Learning Low-precision Neural Networks without Straight-Through Estimator (STE)

Authors: Zhi-Gang Liu, Matthew Mattina

IJCAI 2019 | Conference PDF | Archive PDF | Plain Text | LLM Run Details

Reproducibility Variable Result LLM Response
Research Type Experimental To evaluate the (AB) method, a 1-bit Binary Net [Hubara et al., 2016a] on CIFAR10 dataset and 8-bits, 4-bits Mobile Net v1, Res Net 50 v1/2 on Image Net are trained using the alpha-blending approach, and the evaluation indicates that AB improves top-1 accuracy by 0.9%, 0.82% and 2.93% respectively compared to the results of STE based quantization [Hubara et al., 2016a] 1 [Krishnamoorthi, 2018] 2 .
Researcher Affiliation Industry Zhi-Gang Liu , Matthew Mattina Arm Machine Learning Research Lab {zhi-gang.liu, matthew.mattina}@arm.com
Pseudocode Yes Algorithm 1 Alpha-blending optimization (ABO); Algorithm 2 Progressive Project Quantization (PPQ)
Open Source Code No The paper does not provide concrete access to source code for the methodology described.
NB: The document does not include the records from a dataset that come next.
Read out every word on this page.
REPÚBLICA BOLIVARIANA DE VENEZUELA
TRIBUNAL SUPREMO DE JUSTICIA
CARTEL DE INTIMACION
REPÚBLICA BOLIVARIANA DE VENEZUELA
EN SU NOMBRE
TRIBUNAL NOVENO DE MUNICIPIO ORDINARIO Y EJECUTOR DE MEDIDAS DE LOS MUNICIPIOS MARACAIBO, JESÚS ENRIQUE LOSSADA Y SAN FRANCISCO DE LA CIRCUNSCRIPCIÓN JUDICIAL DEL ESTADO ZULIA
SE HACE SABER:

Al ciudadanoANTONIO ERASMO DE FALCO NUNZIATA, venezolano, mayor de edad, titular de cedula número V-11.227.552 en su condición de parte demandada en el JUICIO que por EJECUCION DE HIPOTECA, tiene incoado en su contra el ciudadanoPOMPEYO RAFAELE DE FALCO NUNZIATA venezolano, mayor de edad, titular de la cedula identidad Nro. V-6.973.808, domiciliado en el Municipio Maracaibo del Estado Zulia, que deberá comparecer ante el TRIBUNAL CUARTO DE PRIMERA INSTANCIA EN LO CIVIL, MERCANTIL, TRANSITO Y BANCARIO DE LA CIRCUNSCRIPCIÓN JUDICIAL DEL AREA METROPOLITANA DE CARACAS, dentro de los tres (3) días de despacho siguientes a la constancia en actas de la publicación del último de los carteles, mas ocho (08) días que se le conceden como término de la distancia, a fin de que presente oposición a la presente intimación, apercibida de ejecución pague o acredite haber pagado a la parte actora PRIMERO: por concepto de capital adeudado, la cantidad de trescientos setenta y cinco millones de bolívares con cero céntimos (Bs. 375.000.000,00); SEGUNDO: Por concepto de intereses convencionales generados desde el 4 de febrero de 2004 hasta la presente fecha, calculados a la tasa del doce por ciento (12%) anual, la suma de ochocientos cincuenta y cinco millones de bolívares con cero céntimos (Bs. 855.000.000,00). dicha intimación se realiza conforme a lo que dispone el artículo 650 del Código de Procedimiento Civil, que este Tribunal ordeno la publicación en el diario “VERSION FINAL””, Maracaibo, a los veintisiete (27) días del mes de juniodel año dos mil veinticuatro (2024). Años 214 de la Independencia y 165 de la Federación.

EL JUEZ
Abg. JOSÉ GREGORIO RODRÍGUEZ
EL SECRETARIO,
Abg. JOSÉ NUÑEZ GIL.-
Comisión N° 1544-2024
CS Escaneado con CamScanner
Footnotes link to third-party models, frameworks, or datasets, not the authors' implementation of Alpha-Blending.
Open Datasets Yes To evaluate the (AB) method, a 1-bit Binary Net [Hubara et al., 2016a] on CIFAR10 dataset and 8-bits, 4-bits Mobile Net v1, Res Net 50 v1/2 on Image Net are trained using the alpha-blending approach
Dataset Splits No Figure 5 shows validation Loss and accuracy curves, indicating a validation set was used, but the paper does not specify the dataset split percentages or sample counts for training, validation, or testing, nor does it reference predefined splits with citations for these specific proportions.
Hardware Specification Yes All evaluations were performed on a x86 64 ubuntu Linux based Xeon server, Lenovo P710, with a Titan V GPU.
Software Dependencies No The paper mentions 'TensorFlow' being used for training but does not provide any specific version numbers for TensorFlow or other software libraries.
Experiment Setup No The paper describes the general training process for alpha-blending, including how alpha is gradually increased and that the optimization window [T0, T1] is a user-defined hyperparameter, and the learning rate is scaled by (1-alpha). However, it does not provide specific numerical values for these hyperparameters (e.g., T0, T1, initial learning rate, batch size, number of epochs, or specific optimizer configurations).